The business’ top stylist, Chris Kanyanya, handles at least 10 dreadlock clients every day and shares the revenue equally with Mr Kumari.
The Roots is not a hairdressers’ business parse but that of ‘locticians’, he explains.
“We are trained for this. The only thing we have in common with other salons are driers and sinks. Otherwise, we are different,” he insists.
LOVE AFFAIR WITH HAIR
Mr Kumari’s love affair with hair started when he was in Standard Seven. The fourth-born in a family of 13 plaited one of his sister’s hair and loved the outcome. He says he knew that is what he wanted to do for a living but did not know how to actualise the dream.
When he quit the gang, he was employed as a messenger in a salon in Nairobi CBD. He was promoted to become a shampoo boy, washing clients’ hair.
His dream of hairstyling was rekindled. Mr Kumari, who also goes by the moniker Steve Roots, says he mastered the craft by observing how his fellow employees handled their clients’ different hair needs.
“I learned everything from observation for a year, and by 2004 I knew my way around locking hair,” he said.
Mr Kumari saved for five years, surviving on the bare minimum except food and toiletries.
In 2009, he opened The Roots at its present location, starting off with old seats, mirrors and two old driers. This cost him around Sh10,000.

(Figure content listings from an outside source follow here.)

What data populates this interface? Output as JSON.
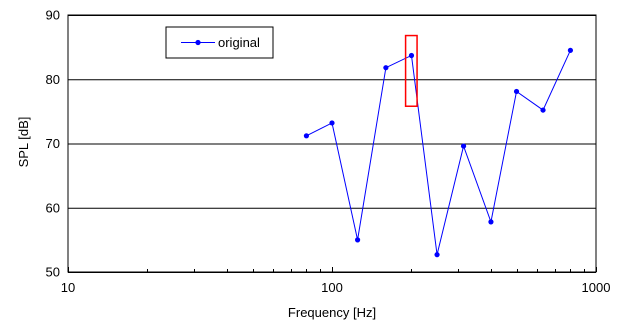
{
  "chart_data": {
    "type": "line",
    "xscale": "log",
    "xlim": [
      10,
      1000
    ],
    "ylim": [
      50,
      90
    ],
    "xlabel": "Frequency [Hz]",
    "ylabel": "SPL [dB]",
    "x_ticks": [
      10,
      100,
      1000
    ],
    "x_tick_labels": [
      "10",
      "100",
      "1000"
    ],
    "y_ticks": [
      50,
      60,
      70,
      80,
      90
    ],
    "y_tick_labels": [
      "50",
      "60",
      "70",
      "80",
      "90"
    ],
    "grid": "horizontal",
    "legend_position": "top-left",
    "series": [
      {
        "name": "original",
        "color": "#0000ff",
        "x": [
          80,
          100,
          125,
          160,
          200,
          250,
          315,
          400,
          500,
          630,
          800
        ],
        "y": [
          71.2,
          73.2,
          55.0,
          81.8,
          83.7,
          52.7,
          69.6,
          57.8,
          78.1,
          75.2,
          84.5
        ]
      }
    ],
    "annotations": [
      {
        "type": "rectangle",
        "color": "#ff0000",
        "x": [
          190,
          210
        ],
        "y": [
          75.8,
          86.8
        ]
      }
    ]
  }
}
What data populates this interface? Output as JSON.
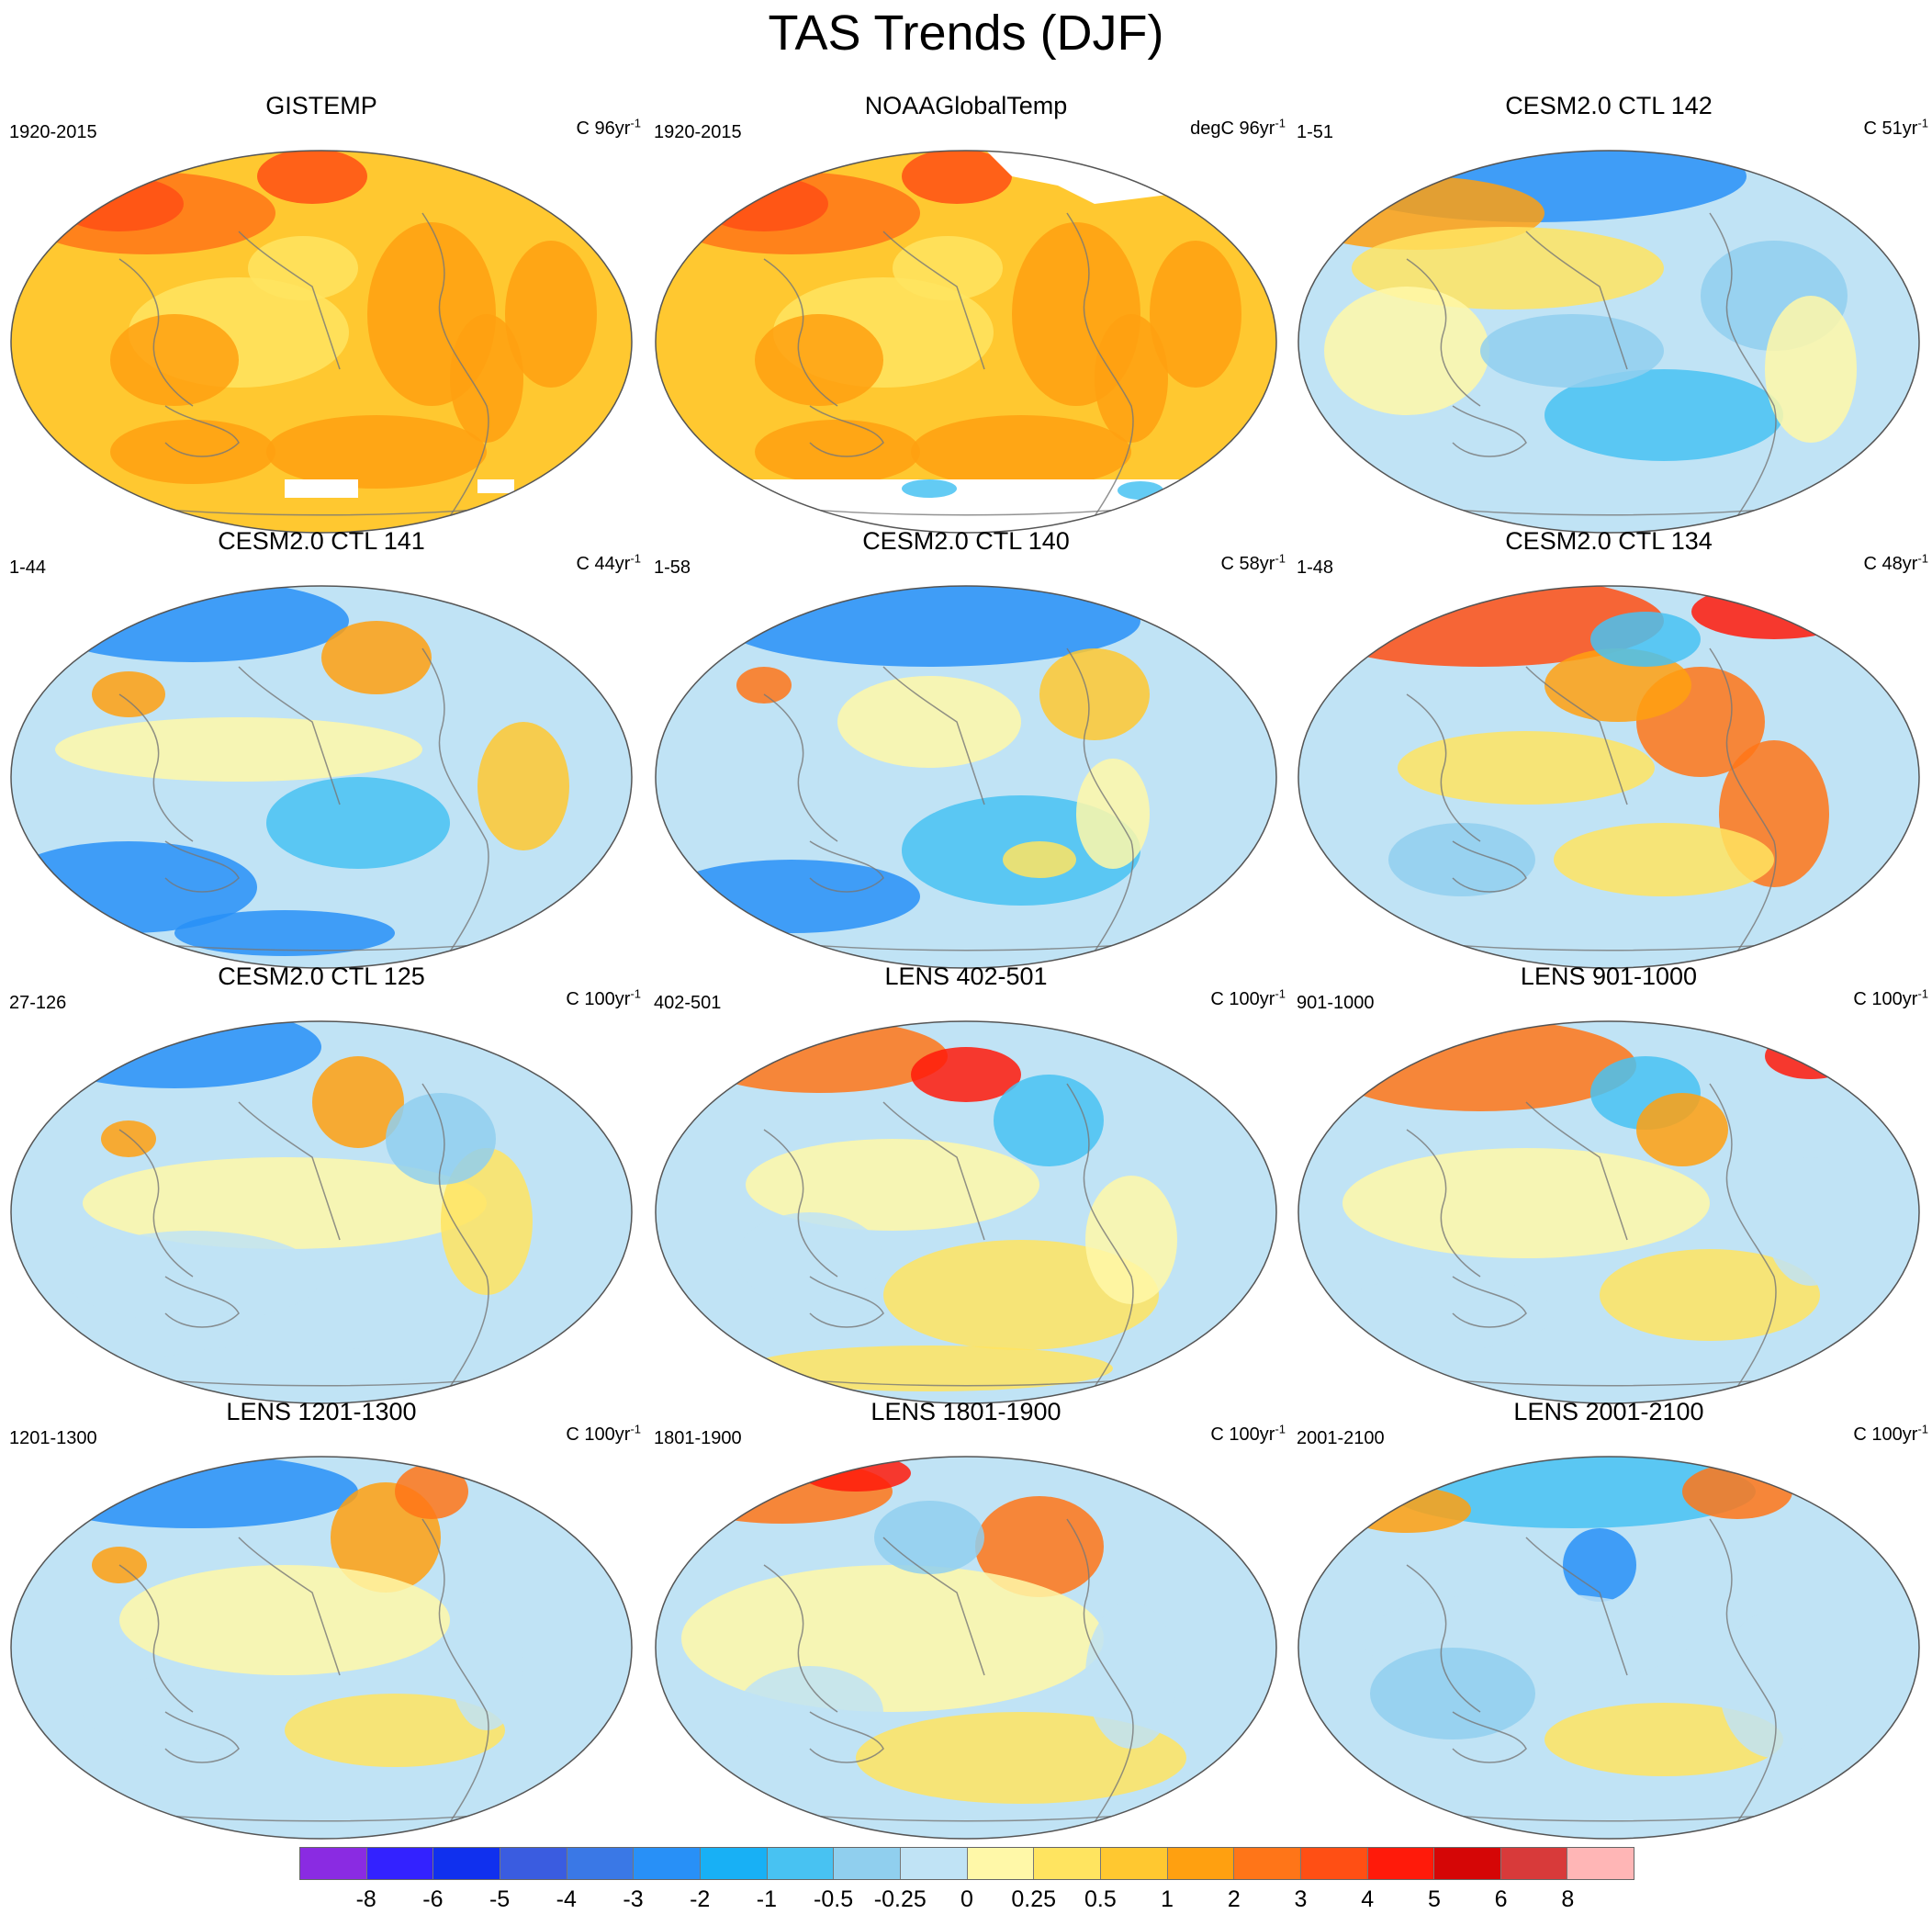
{
  "title": "TAS Trends (DJF)",
  "panels": [
    {
      "title": "GISTEMP",
      "left": "1920-2015",
      "unit": "C 96yr",
      "sup": "-1",
      "warm": true,
      "mask": "gis"
    },
    {
      "title": "NOAAGlobalTemp",
      "left": "1920-2015",
      "unit": "degC 96yr",
      "sup": "-1",
      "warm": true,
      "mask": "noaa"
    },
    {
      "title": "CESM2.0 CTL 142",
      "left": "1-51",
      "unit": "C 51yr",
      "sup": "-1",
      "warm": false
    },
    {
      "title": "CESM2.0 CTL 141",
      "left": "1-44",
      "unit": "C 44yr",
      "sup": "-1",
      "warm": false
    },
    {
      "title": "CESM2.0 CTL 140",
      "left": "1-58",
      "unit": "C 58yr",
      "sup": "-1",
      "warm": false
    },
    {
      "title": "CESM2.0 CTL 134",
      "left": "1-48",
      "unit": "C 48yr",
      "sup": "-1",
      "warm": false
    },
    {
      "title": "CESM2.0 CTL 125",
      "left": "27-126",
      "unit": "C 100yr",
      "sup": "-1",
      "warm": false
    },
    {
      "title": "LENS 402-501",
      "left": "402-501",
      "unit": "C 100yr",
      "sup": "-1",
      "warm": false
    },
    {
      "title": "LENS 901-1000",
      "left": "901-1000",
      "unit": "C 100yr",
      "sup": "-1",
      "warm": false
    },
    {
      "title": "LENS 1201-1300",
      "left": "1201-1300",
      "unit": "C 100yr",
      "sup": "-1",
      "warm": false
    },
    {
      "title": "LENS 1801-1900",
      "left": "1801-1900",
      "unit": "C 100yr",
      "sup": "-1",
      "warm": false
    },
    {
      "title": "LENS 2001-2100",
      "left": "2001-2100",
      "unit": "C 100yr",
      "sup": "-1",
      "warm": false
    }
  ],
  "colorbar": {
    "colors": [
      "#8a2be2",
      "#3322ff",
      "#1030ee",
      "#3a5ce0",
      "#3a78e6",
      "#2890f7",
      "#18b0f5",
      "#48c2f2",
      "#90cfee",
      "#c0e3f5",
      "#fff8a8",
      "#ffe460",
      "#ffc830",
      "#ffa010",
      "#ff7518",
      "#ff4f14",
      "#ff1a0a",
      "#d50606",
      "#d83a3a",
      "#ffb6b6"
    ],
    "labels": [
      "-8",
      "-6",
      "-5",
      "-4",
      "-3",
      "-2",
      "-1",
      "-0.5",
      "-0.25",
      "0",
      "0.25",
      "0.5",
      "1",
      "2",
      "3",
      "4",
      "5",
      "6",
      "8"
    ]
  }
}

“Finance institutions in Kenya would not give a start-up money. I saved up to my last coin to open this business. I never bought myself new clothes or shoes for six years up to when I opened The Roots,” he said.
One of his early clients, a local disc jockey, later introduced him to a group of budding entrepreneurs who wanted to set up a dreadlocks salon in the United States but did not have the knowhow.
FLEW TO UNITED STATES
The entrepreneurs flew Mr Kumari to the US to train them for a fortnight. He has since travelled to various countries including the UK and Italy where he has trained over 20 natural hair stylists.
His dream had finally come true.
In 2011, he diversified into products that are suitable for African hair.
With the assistance of engineers from the University of Nairobi, he developed the natural hair products. “The reception has been awesome. Many salons in town are using them,” he says.
In last year’s Dreadlocks Kenya Styling Competition, Mr Kanyanya, was feted as best loctician while The Roots was awarded as the best salon.
The business and Mr Kanyanya have won several other awards.
Mr Kumari, who is also a father of four (including two adopted children), says parents should not to focus their children entirely on formal education at the expense of talent.
“College alone cannot make you a businessman… education is important but you can make it in life without it,” he said.
“My son is a very good deejay. I have a daughter who sings well too. I am not just encouraging them, but supporting them to do their thing. If parents encourage their children to follow their dreams, they will have less trouble raising them.”